Atlanta, martes, 30 de enero, 12.55 horas.
Alex dio un último vistazo a la fotografía en que Bailey aparecía sonriente antes de guardarla en el bolso, combado por el peso de la pistola. Meredith la había mirado con mala cara cuando la vio sacarla del estuche, pero Alex no pensaba jugársela. Se colocó bien el asa en el hombro y miró al jefe de Bailey.
– Gracias por todo, Desmond.
– Me siento tan impotente… Bailey llevaba con nosotros tres años y se había convertido en parte de la familia. Queremos hacer algo.
Alex jugueteó con la cinta amarilla atada alrededor del puesto que Bailey ocupaba en el salón de belleza más elegante de Atlanta.
– Ya han hecho mucho. -Señaló el cartel que habían colgado en la puerta. Había visto docenas de ellos mientras paseaba por el centro comercial Underground de Atlanta. Se trataba de una fotografía de Bailey y un texto que ofrecía una recompensa por facilitar información sobre su paradero.
– Ojalá los habitantes de su ciudad fueran tan generosos.
Desmond tensó la mandíbula.
– Nunca le perdonarán sus errores. Le pedimos que se trasladara, que viniera a vivir aquí, pero ella no quiso.
– ¿Se desplazaba todos los días? -De un sitio al otro había una hora de camino.

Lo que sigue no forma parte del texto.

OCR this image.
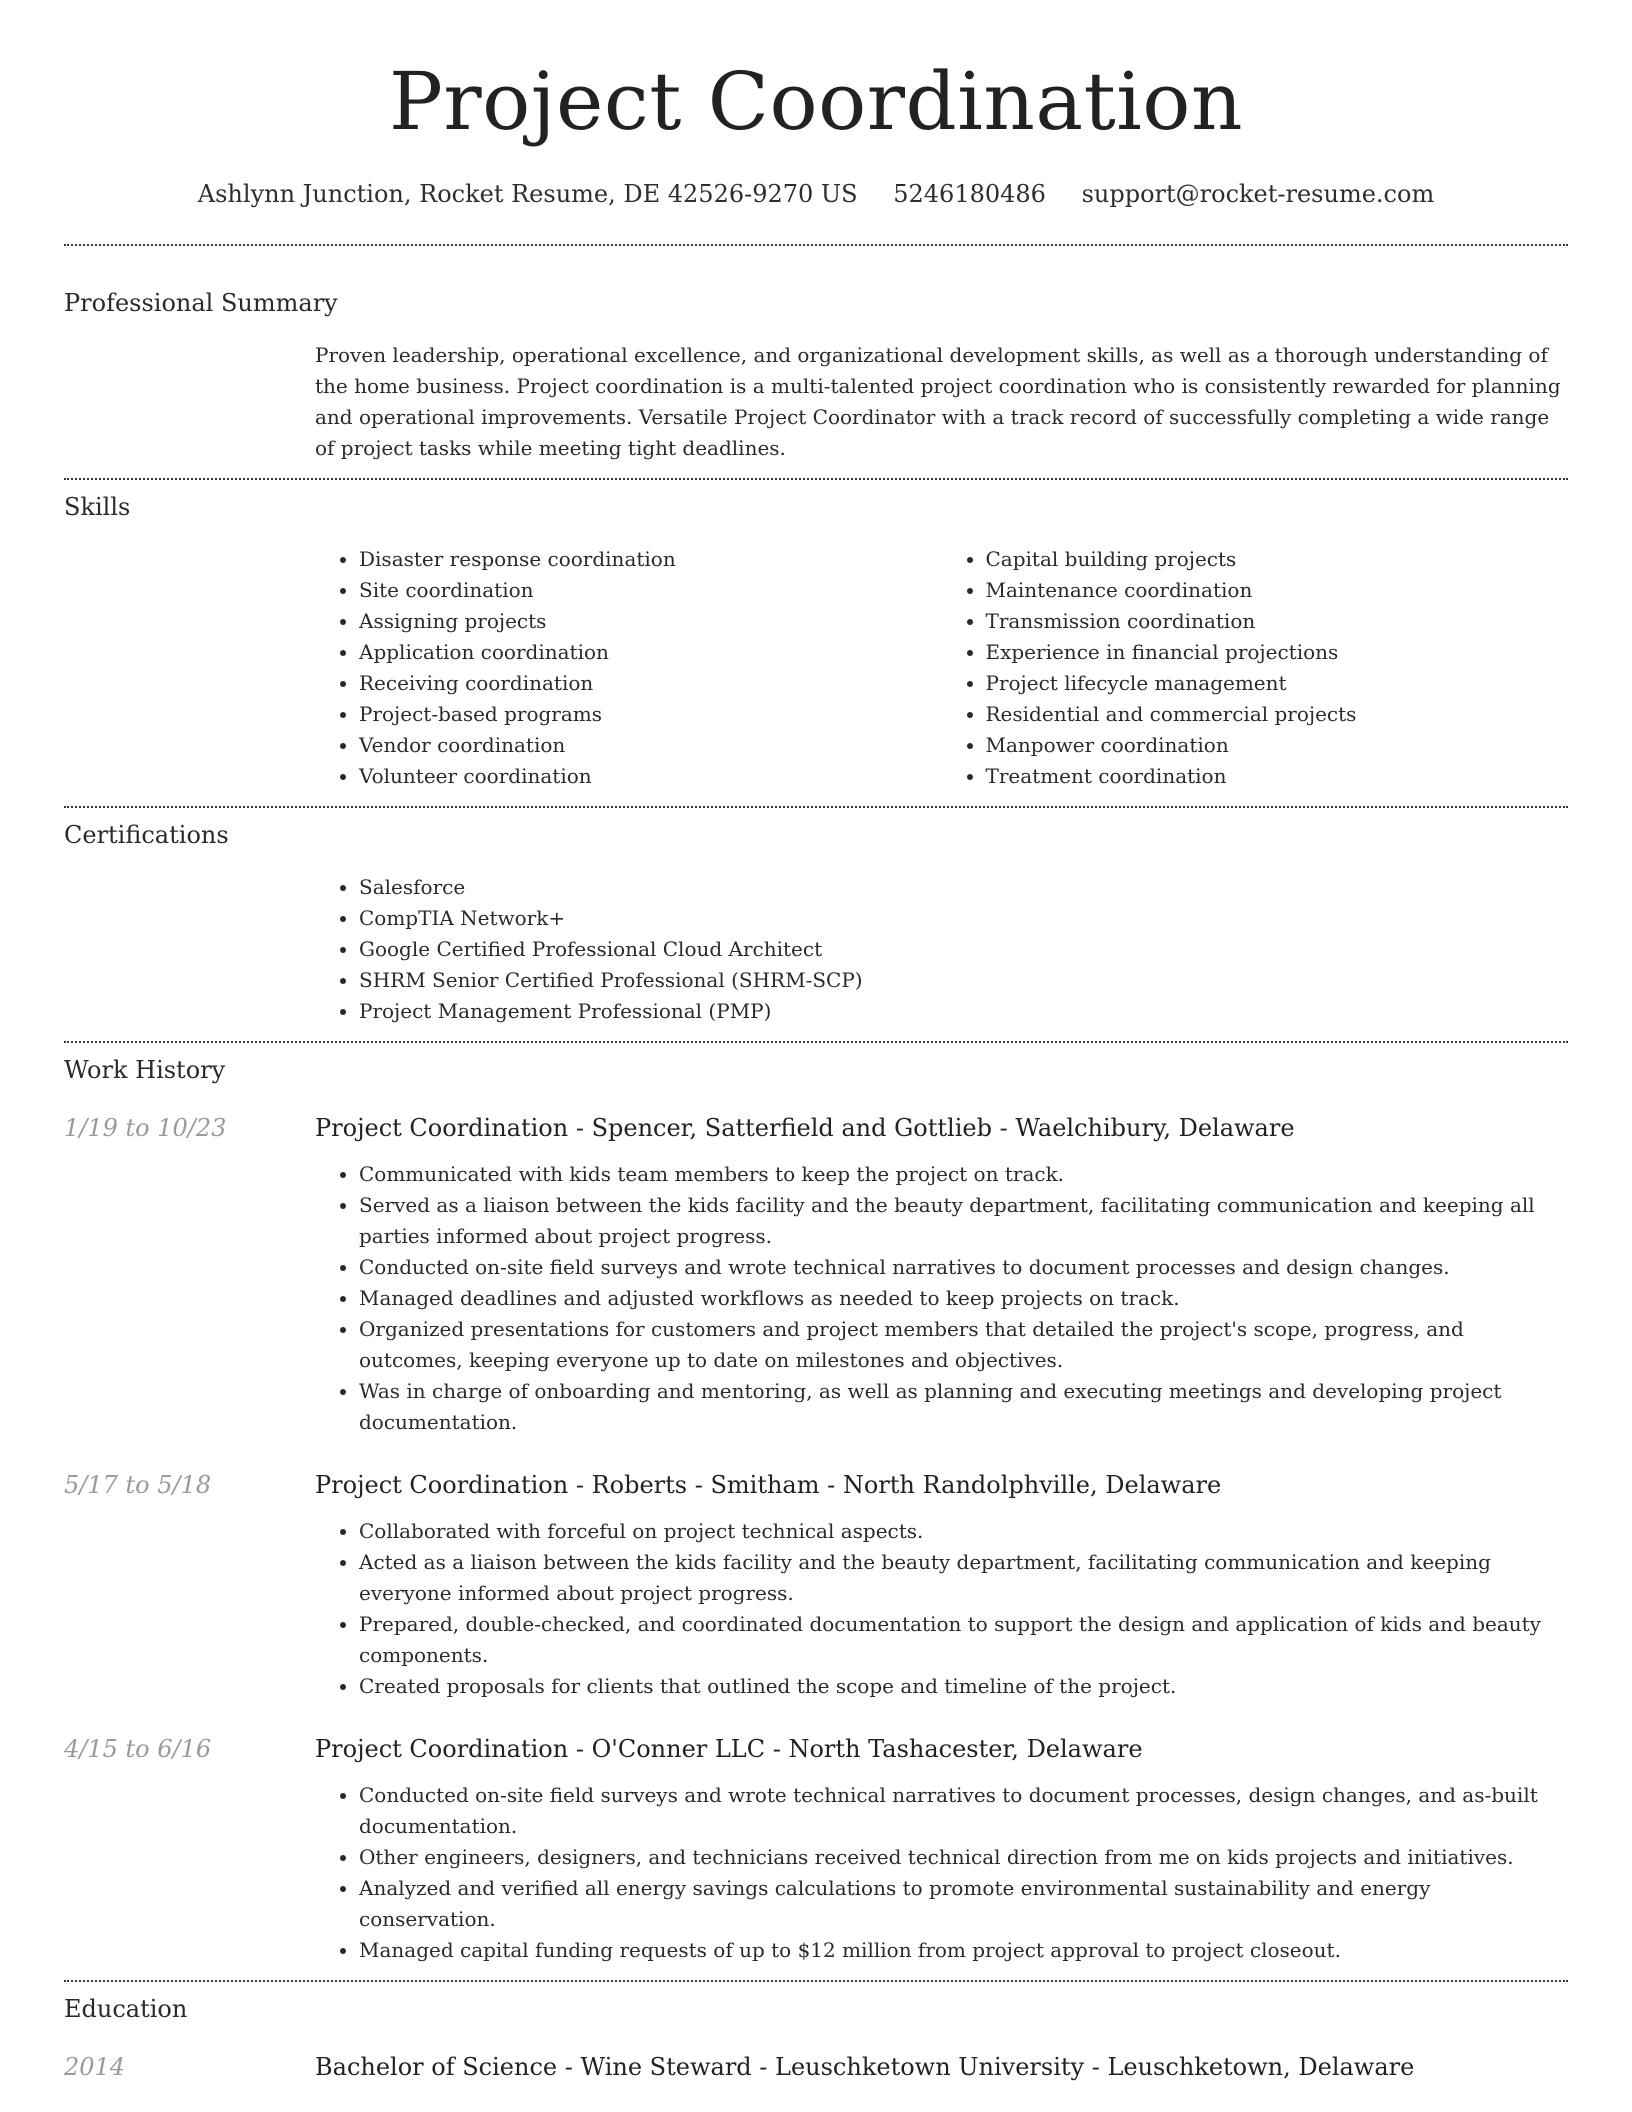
Project Coordination
Ashlynn Junction, Rocket Resume, DE 42526-9270 US 5246180486 support@rocket-resume.com
Professional Summary
Proven leadership, operational excellence, and organizational development skills, as well as a thorough understanding of the home business. Project coordination is a multi-talented project coordination who is consistently rewarded for planning and operational improvements. Versatile Project Coordinator with a track record of successfully completing a wide range of project tasks while meeting tight deadlines.
Skills
• Disaster response coordination
• Site coordination
• Assigning projects
• Application coordination
• Receiving coordination
• Project-based programs
• Vendor coordination
• Volunteer coordination
• Capital building projects
• Maintenance coordination
• Transmission coordination
• Experience in financial projections
• Project lifecycle management
• Residential and commercial projects
• Manpower coordination
• Treatment coordination
Certifications
• Salesforce
• CompTIA Network+
• Google Certified Professional Cloud Architect
• SHRM Senior Certified Professional (SHRM-SCP)
• Project Management Professional (PMP)
Work History
1/19 to 10/23	Project Coordination - Spencer, Satterfield and Gottlieb - Waelchibury, Delaware
• Communicated with kids team members to keep the project on track.
• Served as a liaison between the kids facility and the beauty department, facilitating communication and keeping all parties informed about project progress.
• Conducted on-site field surveys and wrote technical narratives to document processes and design changes.
• Managed deadlines and adjusted workflows as needed to keep projects on track.
• Organized presentations for customers and project members that detailed the project's scope, progress, and outcomes, keeping everyone up to date on milestones and objectives.
• Was in charge of onboarding and mentoring, as well as planning and executing meetings and developing project documentation.
5/17 to 5/18	Project Coordination - Roberts - Smitham - North Randolphville, Delaware
• Collaborated with forceful on project technical aspects.
• Acted as a liaison between the kids facility and the beauty department, facilitating communication and keeping everyone informed about project progress.
• Prepared, double-checked, and coordinated documentation to support the design and application of kids and beauty components.
• Created proposals for clients that outlined the scope and timeline of the project.
4/15 to 6/16	Project Coordination - O'Conner LLC - North Tashacester, Delaware
• Conducted on-site field surveys and wrote technical narratives to document processes, design changes, and as-built documentation.
• Other engineers, designers, and technicians received technical direction from me on kids projects and initiatives.
• Analyzed and verified all energy savings calculations to promote environmental sustainability and energy conservation.
• Managed capital funding requests of up to $12 million from project approval to project closeout.
Education
2014	Bachelor of Science - Wine Steward - Leuschketown University - Leuschketown, Delaware
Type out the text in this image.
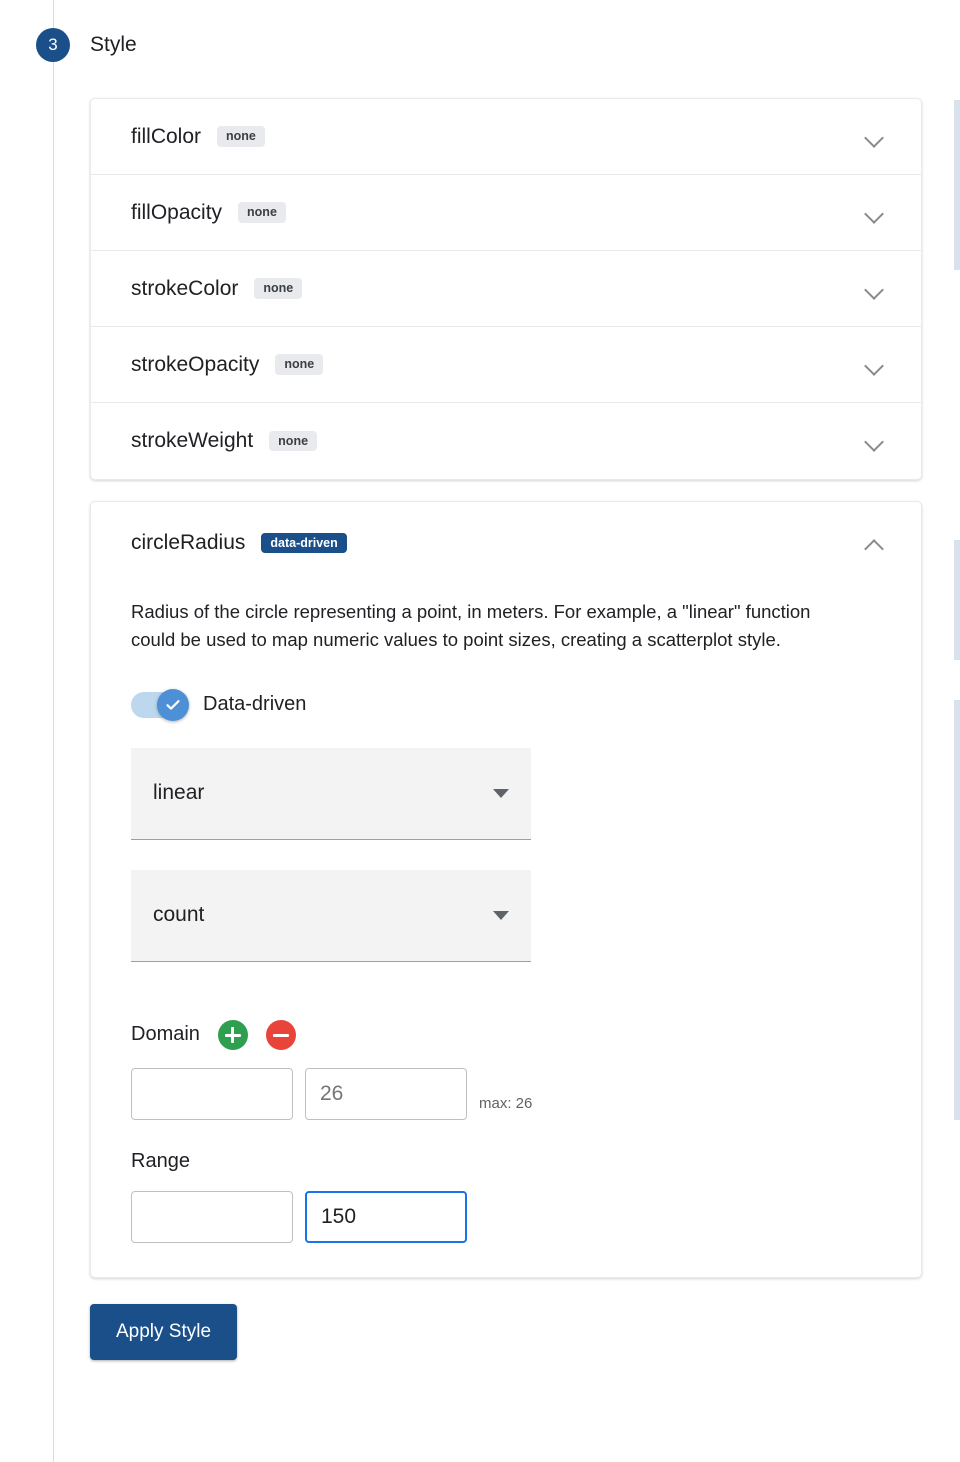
3	Style
fillColor	none
fillOpacity	none
strokeColor	none
strokeOpacity	none
strokeWeight	none
circleRadius	data-driven

Radius of the circle representing a point, in meters. For example, a "linear" function could be used to map numeric values to point sizes, creating a scatterplot style.

Data-driven
linear
count
Domain
26
max: 26
Range
150
Apply Style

– Excepto los sábados por la noche. -Señaló un puesto vacío-. Sissy y Bailey eran buenas amigas. Los sábados, la hija de Sissy cuidaba de Hope mientras Bailey trabajaba y luego se quedaban a dormir en casa de Sissy. Bailey ejercía de voluntaria en un centro de acogida los domingos por la mañana. Era su religión particular.
– Ojalá hubiera hablado con usted ayer por la tarde. Me llevó horas dar con el centro de acogida.
Desmond abrió los ojos como platos.
– Así, ¿estuvo allí?
– Ayer por la noche. Parece que adoraban a Bailey.
– Todo el mundo adora a Bailey. -Entrecerró los ojos-. Excepto la gente de esa ciudad. Si quiere saber mi opinión, alguien tendría que investigar a la purria que vive allí.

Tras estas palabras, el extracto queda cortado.